Çevre ve
Orman Bakanlığı Müsteşarı
Lütfi Akça, TV8
Ankara Temsilcisi
Erkan Tan’ın sunduğu ‘
Erkan Tan ile Başkent’ten’ programında,
doğal sit alanı ilan etme yetkisinin Çevre ve
Orman Bakanlığı’na devrine ilişkin düzenlemenin İkizdere kararıyla ilgisi olmadığını söyledi. Akça, “Bu yıllardır üzerinde çalıştığımız bir şey. İkizdere ile ilgisi yok” dedi…
Çevre ve Orman Bakanlığı’nın pek çok alana koruma statüsü verdiğini, özel koruma alanları ilan ettiklerini belirten Akça, konuyla ilgili şunları kaydetti:
Koruma alanlarını biz ilan ediyoruz
“Çevre koruma tedbirleri alıyoruz. Sulak alanlar ilan ediyoruz. Biogenetik
rezerv alanları ilan ediyoruz. Av ve yaban hayatı koruma alanları ilan ediyoruz. Bu ilanları kim yapıyor? Çevre ve Orman Bakanlığı yapıyor. Bunlara kimsenin itirazı yok.

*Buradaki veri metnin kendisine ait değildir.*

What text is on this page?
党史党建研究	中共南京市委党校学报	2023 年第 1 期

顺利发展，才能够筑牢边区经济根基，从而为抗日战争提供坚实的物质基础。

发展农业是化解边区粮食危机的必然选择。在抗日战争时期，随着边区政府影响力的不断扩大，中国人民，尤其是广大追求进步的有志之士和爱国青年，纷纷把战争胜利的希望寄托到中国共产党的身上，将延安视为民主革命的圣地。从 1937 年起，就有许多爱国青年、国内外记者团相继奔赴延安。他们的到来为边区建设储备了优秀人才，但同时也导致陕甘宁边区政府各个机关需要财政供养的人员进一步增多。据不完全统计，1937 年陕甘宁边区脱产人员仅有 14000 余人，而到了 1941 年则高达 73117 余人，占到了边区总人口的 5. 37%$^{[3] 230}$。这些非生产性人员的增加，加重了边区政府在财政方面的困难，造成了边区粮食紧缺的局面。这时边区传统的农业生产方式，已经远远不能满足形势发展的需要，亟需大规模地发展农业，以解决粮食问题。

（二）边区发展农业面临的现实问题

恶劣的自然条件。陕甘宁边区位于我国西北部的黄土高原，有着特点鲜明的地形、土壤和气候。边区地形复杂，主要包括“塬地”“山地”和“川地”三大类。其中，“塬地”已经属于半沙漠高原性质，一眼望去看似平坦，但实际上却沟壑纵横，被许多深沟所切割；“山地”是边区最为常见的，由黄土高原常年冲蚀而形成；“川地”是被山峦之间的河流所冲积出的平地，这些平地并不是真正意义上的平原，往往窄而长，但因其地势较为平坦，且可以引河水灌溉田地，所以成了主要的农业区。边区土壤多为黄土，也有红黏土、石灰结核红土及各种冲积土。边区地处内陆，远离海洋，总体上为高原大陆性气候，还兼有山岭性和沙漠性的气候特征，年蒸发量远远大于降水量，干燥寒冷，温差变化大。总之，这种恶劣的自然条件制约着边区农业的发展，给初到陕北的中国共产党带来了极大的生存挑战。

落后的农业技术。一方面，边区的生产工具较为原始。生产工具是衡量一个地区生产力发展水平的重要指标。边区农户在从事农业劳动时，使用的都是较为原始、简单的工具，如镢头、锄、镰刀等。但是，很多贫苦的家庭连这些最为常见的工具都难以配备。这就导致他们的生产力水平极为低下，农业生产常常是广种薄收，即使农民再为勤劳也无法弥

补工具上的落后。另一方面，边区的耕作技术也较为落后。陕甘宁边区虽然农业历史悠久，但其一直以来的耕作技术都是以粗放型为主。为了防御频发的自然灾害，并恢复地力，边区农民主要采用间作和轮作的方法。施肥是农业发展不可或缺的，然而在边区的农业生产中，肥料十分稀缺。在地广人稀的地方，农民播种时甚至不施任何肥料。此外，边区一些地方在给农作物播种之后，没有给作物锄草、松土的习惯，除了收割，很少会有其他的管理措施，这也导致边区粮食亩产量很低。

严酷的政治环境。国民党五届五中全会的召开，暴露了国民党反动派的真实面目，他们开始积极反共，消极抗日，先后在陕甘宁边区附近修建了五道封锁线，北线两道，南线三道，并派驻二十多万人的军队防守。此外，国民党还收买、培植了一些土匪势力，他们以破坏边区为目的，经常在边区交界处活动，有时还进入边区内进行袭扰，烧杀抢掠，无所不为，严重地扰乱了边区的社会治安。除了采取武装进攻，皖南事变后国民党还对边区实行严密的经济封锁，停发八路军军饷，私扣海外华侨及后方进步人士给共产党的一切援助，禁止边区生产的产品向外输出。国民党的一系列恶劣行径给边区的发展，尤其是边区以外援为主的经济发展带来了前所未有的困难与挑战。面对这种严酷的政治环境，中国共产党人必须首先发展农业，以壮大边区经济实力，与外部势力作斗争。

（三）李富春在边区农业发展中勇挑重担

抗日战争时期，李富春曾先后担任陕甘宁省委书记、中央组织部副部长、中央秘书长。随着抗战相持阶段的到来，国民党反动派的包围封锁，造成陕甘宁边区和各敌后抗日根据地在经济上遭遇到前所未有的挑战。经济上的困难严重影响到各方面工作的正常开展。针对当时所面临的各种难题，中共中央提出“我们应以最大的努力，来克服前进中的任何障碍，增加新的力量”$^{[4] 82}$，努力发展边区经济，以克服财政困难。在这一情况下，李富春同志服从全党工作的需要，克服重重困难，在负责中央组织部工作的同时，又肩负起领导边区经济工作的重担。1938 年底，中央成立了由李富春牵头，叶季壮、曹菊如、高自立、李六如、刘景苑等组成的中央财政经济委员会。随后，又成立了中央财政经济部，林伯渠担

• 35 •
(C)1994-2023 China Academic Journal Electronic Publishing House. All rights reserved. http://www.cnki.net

Sadece Bakanlık değil, üniversiteler ve diğer kurumlar var
Bu sit doğal bir sit aslında. Bizim bakanlığımızın 2 yıldır üzerinde çalıştığı bir konu. Doğal sitler de çevreye, tabiata verilen başka bir koruma statüsüdür. Bunu da uzman olan kuruluşun yapması gerekir diye zaten yıllardır söylüyoruz. Bu, bugün ortaya çıkmış bir hadise değil. Üstelik burada sadece Bakanlık değil, üniversitelerden ve diğer kurumlardan bağımsız kişiler de kurulda bulunacak.
Konunun İkizdere ile ilgisi yok
Bu yeni değil. Yıllardır üzerinde çalıştığımız ve bizim öteden beri söylediğimiz bir şey. İkizdere ile hiçbir ilgisi yok. Biz nasıl diğer korunması gereken alanlara koruma statüsü veriyorsak, bunların da eğer çevre açısından korunması gerekiyorsa bunun sorumlu uzman kuruluşu Çevre Bakanlığıdır. Koruma statüsü verilen alanlarda çok ciddi yaptırımlarımız var. Yıllardır üzerinde çalışılan bir konu. Olması gereken de bu. Biz bunu her yerde iddia ederiz ve ediyoruz. İşin doğrusu bu.
Sanki oturmuş da, kararlar alınmış,
Allah Allah dedim haberi okuyunca. Bu bizim elimizde, yıllardır tasarı halinde duran
kanun metninin haberi. Bu yeni bir şey değil.
Yıllardır söylüyoruz yeni bir hadise değil
Biz Bakanlık üst
yönetim olarak çevreciyiz, çevre profesörleriyiz. 20-30 yıldır sempozyumlarda, akademik platformlarda, kürsülerde, çevreyi çevrecilerin koruması gerektiğini söylüyoruz. Çünkü çevre bilgi ile korunur. Çevre konusu çok hassas bir iştir. Eğer bilgisiz yapayım derseniz, bir şeyi yaparım derken başka bir şeyi yıkarsınız. Burada çevre ile insanın diğer ihtiyaçları arasında barınma ihtiyacı, enerji ihtiyacı,
gıda ihtiyacı gibi, temel ihtiyaçlar arasındaki temel dengeyi kuramazsınız. Bu denge ancak bilgi ile kurulur ve biz bu işi yıllardır söylüyoruz. Bu işin bir kısmını da bahsettiğim gibi yaptık. Tabiatı koruma alanları ile özel çevre koruma alanları ilan ediyoruz. Sulak Alanlar Komitesi Başkanı da benim. Buraların da doğal sit alanı ilan edilerek, çevre alanı statüsünde korunması gerekir, diye biz bunu yıllardır söylüyoruz. Bu yeni bir hadise değil.”